Sensitive to the plans of the government, the people’s organizations strengthened their alliance to demand from the government an in situ medium-rise resettlement where they can permanently reside.

The NSJB had therefore agreed to relinquish the Contract of Lease it had entered into with the NHA, subject to the condition that it be compensated for its leasehold rights by the new developer, which the latter shall identify based on a selection process that will pass through public bidding as required by existing laws.

In March 2006, the NHA Board of Directors approved the development and sale of the North Triangle property, then with an estimated area of 30 hectares based on a schematic plan, through a Joint Venture (JV) arrangement.

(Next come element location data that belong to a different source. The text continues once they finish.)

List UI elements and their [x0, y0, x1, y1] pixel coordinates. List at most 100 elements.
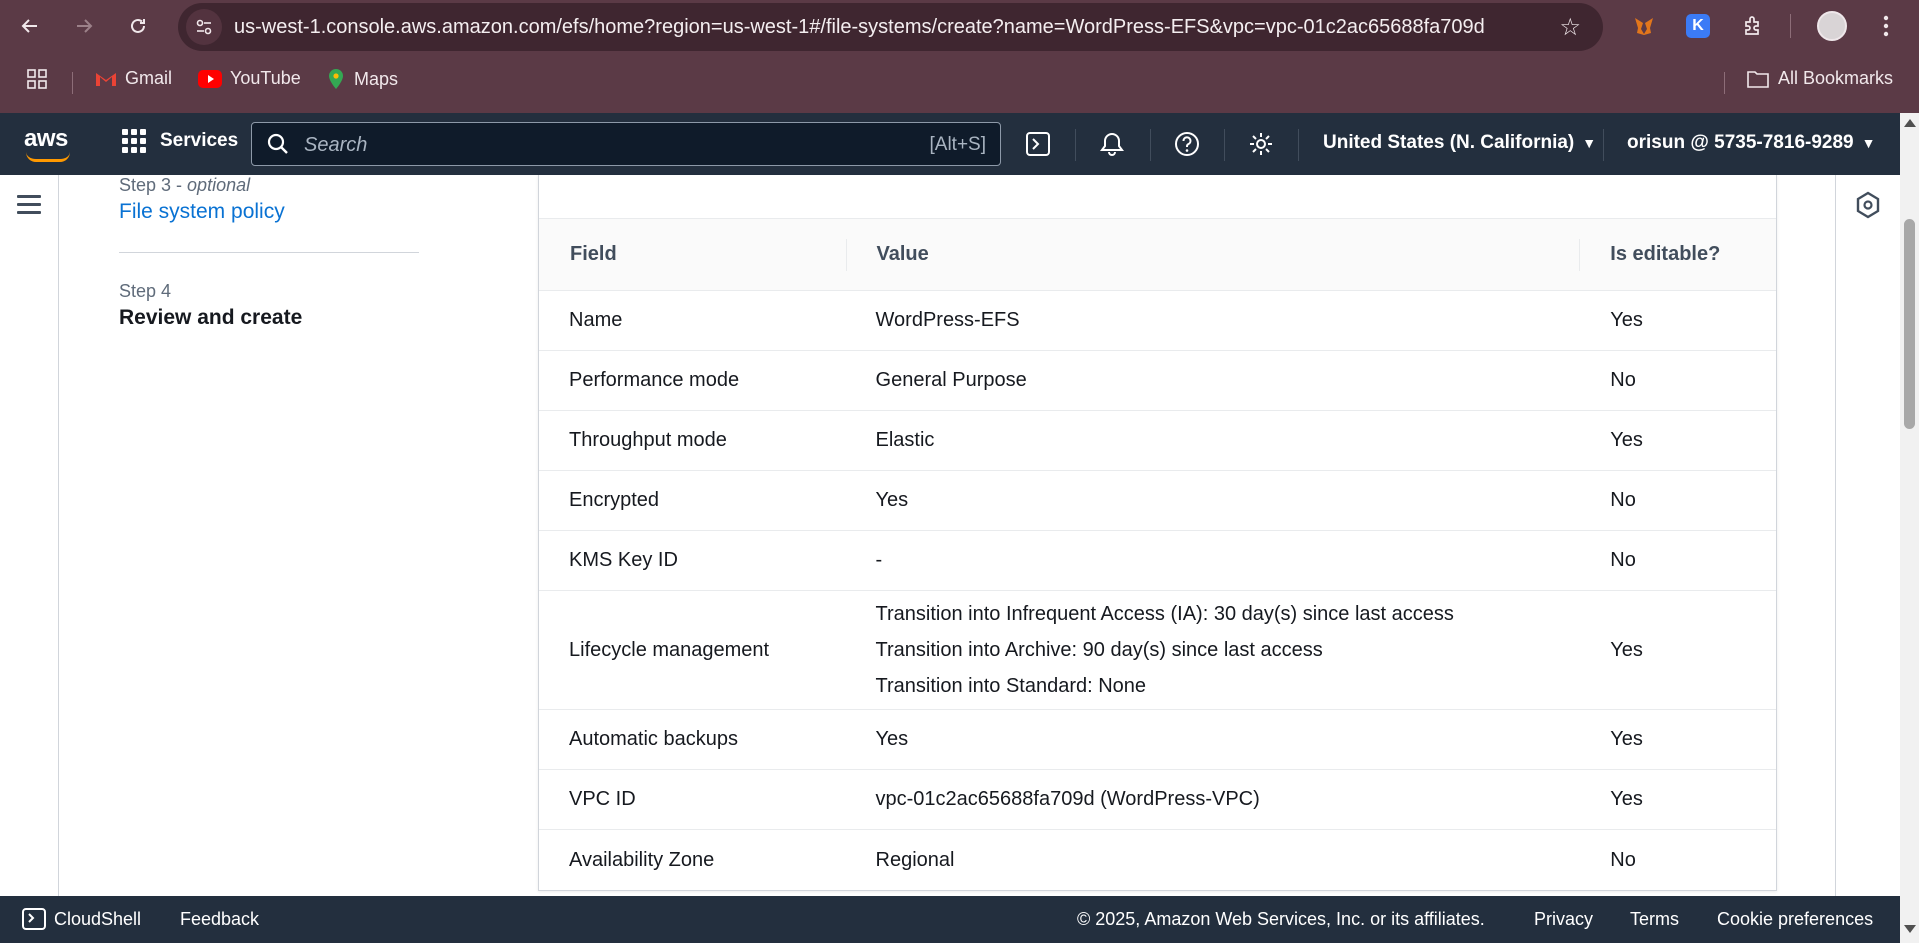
page-scrollbar[interactable]	[1900, 113, 1919, 943]
gmail-icon	[96, 72, 116, 86]
table-card-header	[539, 175, 1776, 219]
apps-grid-icon[interactable]	[26, 68, 48, 90]
column-header-value: Value	[845, 219, 1580, 291]
bookmark-youtube[interactable]: YouTube	[198, 68, 301, 89]
aws-logo-smile	[26, 152, 70, 162]
editable-cell: No	[1610, 848, 1636, 871]
column-header-is-editable: Is editable?	[1579, 219, 1776, 291]
help-icon[interactable]	[1172, 129, 1202, 159]
header-divider	[1603, 129, 1604, 161]
table-header-row: Field Value Is editable?	[539, 219, 1776, 291]
k-extension-icon[interactable]: K	[1682, 10, 1714, 42]
search-input[interactable]: Search [Alt+S]	[251, 122, 1001, 166]
caret-down-icon: ▼	[1582, 135, 1597, 151]
field-cell: Performance mode	[569, 369, 740, 391]
field-cell: KMS Key ID	[569, 549, 678, 571]
header-divider	[1224, 129, 1225, 161]
hamburger-menu-icon[interactable]	[17, 195, 41, 219]
bookmark-maps[interactable]: Maps	[326, 68, 398, 90]
field-cell: Throughput mode	[569, 429, 727, 451]
profile-avatar[interactable]	[1816, 10, 1848, 42]
field-cell: Name	[569, 309, 623, 331]
bookmark-gmail[interactable]: Gmail	[95, 68, 172, 89]
field-cell: Availability Zone	[569, 848, 715, 871]
bookmark-divider	[72, 72, 73, 94]
step4-label: Step 4	[119, 281, 172, 301]
search-placeholder: Search	[304, 134, 368, 156]
metamask-fox-icon[interactable]	[1628, 10, 1660, 42]
services-label: Services	[160, 130, 239, 151]
region-label: United States (N. California)	[1323, 132, 1575, 153]
bookmark-maps-label: Maps	[354, 68, 399, 89]
step3-file-system-policy-link[interactable]: File system policy	[119, 200, 419, 224]
terms-link[interactable]: Terms	[1630, 909, 1679, 930]
field-cell: Encrypted	[569, 489, 660, 511]
site-info-icon[interactable]	[186, 9, 222, 45]
cloudshell-footer-icon[interactable]	[22, 908, 46, 930]
table-row: Lifecycle management Transition into Inf…	[539, 591, 1776, 710]
all-bookmarks-label: All Bookmarks	[1778, 68, 1894, 88]
lifecycle-standard-line: Transition into Standard: None	[875, 675, 1147, 697]
header-divider	[1150, 129, 1151, 161]
aws-logo[interactable]: aws	[24, 125, 68, 153]
back-icon[interactable]	[14, 10, 46, 42]
url-text[interactable]: us-west-1.console.aws.amazon.com/efs/hom…	[234, 16, 1485, 39]
side-nav-toggle-panel	[0, 175, 59, 896]
search-shortcut: [Alt+S]	[929, 134, 987, 155]
editable-cell: Yes	[1610, 728, 1643, 750]
scrollbar-thumb[interactable]	[1904, 219, 1915, 429]
lifecycle-ia-line: Transition into Infrequent Access (IA): …	[875, 603, 1454, 625]
editable-cell: No	[1610, 549, 1636, 571]
editable-cell: No	[1610, 369, 1636, 391]
value-cell: Yes	[875, 728, 909, 750]
bookmarks-bar: Gmail YouTube Maps All Bookmarks	[0, 62, 1919, 102]
step3-label: Step 3 - optional	[119, 175, 251, 195]
scroll-down-icon[interactable]	[1904, 925, 1916, 933]
feedback-link[interactable]: Feedback	[180, 909, 259, 930]
cloudshell-icon[interactable]	[1023, 129, 1053, 159]
bookmark-divider	[1724, 72, 1725, 94]
editable-cell: No	[1610, 489, 1636, 511]
copyright-text: © 2025, Amazon Web Services, Inc. or its…	[1077, 909, 1485, 929]
editable-cell: Yes	[1610, 429, 1643, 451]
table-row: KMS Key ID - No	[539, 531, 1776, 591]
account-label: orisun @ 5735-7816-9289	[1627, 132, 1854, 153]
table-row: Throughput mode Elastic Yes	[539, 411, 1776, 471]
scroll-up-icon[interactable]	[1904, 119, 1916, 127]
account-menu[interactable]: orisun @ 5735-7816-9289 ▼	[1627, 132, 1875, 154]
forward-icon[interactable]	[68, 10, 100, 42]
services-menu-button[interactable]: Services	[122, 129, 238, 153]
field-cell: VPC ID	[569, 788, 636, 810]
table-row: Performance mode General Purpose No	[539, 351, 1776, 411]
step-divider	[119, 252, 419, 253]
value-cell: vpc-01c2ac65688fa709d (WordPress-VPC)	[875, 788, 1260, 810]
header-divider	[1075, 129, 1076, 161]
cloudshell-link[interactable]: CloudShell	[54, 909, 141, 930]
folder-icon	[1747, 70, 1769, 88]
cookie-preferences-link[interactable]: Cookie preferences	[1717, 909, 1873, 930]
console-footer: CloudShell Feedback © 2025, Amazon Web S…	[0, 896, 1900, 943]
settings-gear-icon[interactable]	[1246, 129, 1276, 159]
review-table-card: Field Value Is editable? Name WordPress-…	[538, 175, 1777, 891]
value-cell-lifecycle: Transition into Infrequent Access (IA): …	[846, 596, 1580, 704]
maps-icon	[329, 69, 343, 89]
table-row: Name WordPress-EFS Yes	[539, 291, 1776, 351]
column-header-field: Field	[570, 243, 617, 265]
notifications-bell-icon[interactable]	[1097, 129, 1127, 159]
region-selector[interactable]: United States (N. California) ▼	[1323, 132, 1596, 154]
value-cell: Yes	[875, 489, 909, 511]
address-bar[interactable]: us-west-1.console.aws.amazon.com/efs/hom…	[178, 3, 1603, 51]
editable-cell: Yes	[1610, 788, 1643, 810]
bookmark-star-icon[interactable]: ☆	[1559, 13, 1581, 42]
all-bookmarks[interactable]: All Bookmarks	[1746, 68, 1893, 89]
hexagon-info-icon[interactable]	[1854, 191, 1882, 219]
more-menu-icon[interactable]	[1870, 10, 1902, 42]
extensions-puzzle-icon[interactable]	[1737, 10, 1769, 42]
services-grid-icon	[122, 129, 146, 153]
field-cell: Automatic backups	[569, 728, 738, 750]
value-cell: -	[875, 549, 883, 571]
reload-icon[interactable]	[122, 10, 154, 42]
caret-down-icon: ▼	[1861, 135, 1876, 151]
table-row: Automatic backups Yes Yes	[539, 710, 1776, 770]
privacy-link[interactable]: Privacy	[1534, 909, 1593, 930]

Thereafter, the NHA advertised the solicitation of proposals from prospective JV partners through the NHA Bids and Awards Committee, consistent with existing laws and regulations.

Following the mandates in the selection process and the implementation of the 2008 Joint Venture Guidelines of the National Economic Development Authority, the NHA Board of Directors had approved on July 2009 the development of the 29.1829-hectare North Triangle property, which area was determined through a relocation survey, under a Joint Venture arrangement with ALI,

a premier property developer of Central Business Districts in the Philippines.

The NHA, however, was ordered by the Supreme Court of the Philippines in 2006 to respect the usufructuary right of Manila Seedling Bank Foundation, Inc. over the 7-hectare area it occupied, which formed part of the 37-hectares that was leased to the NSJB.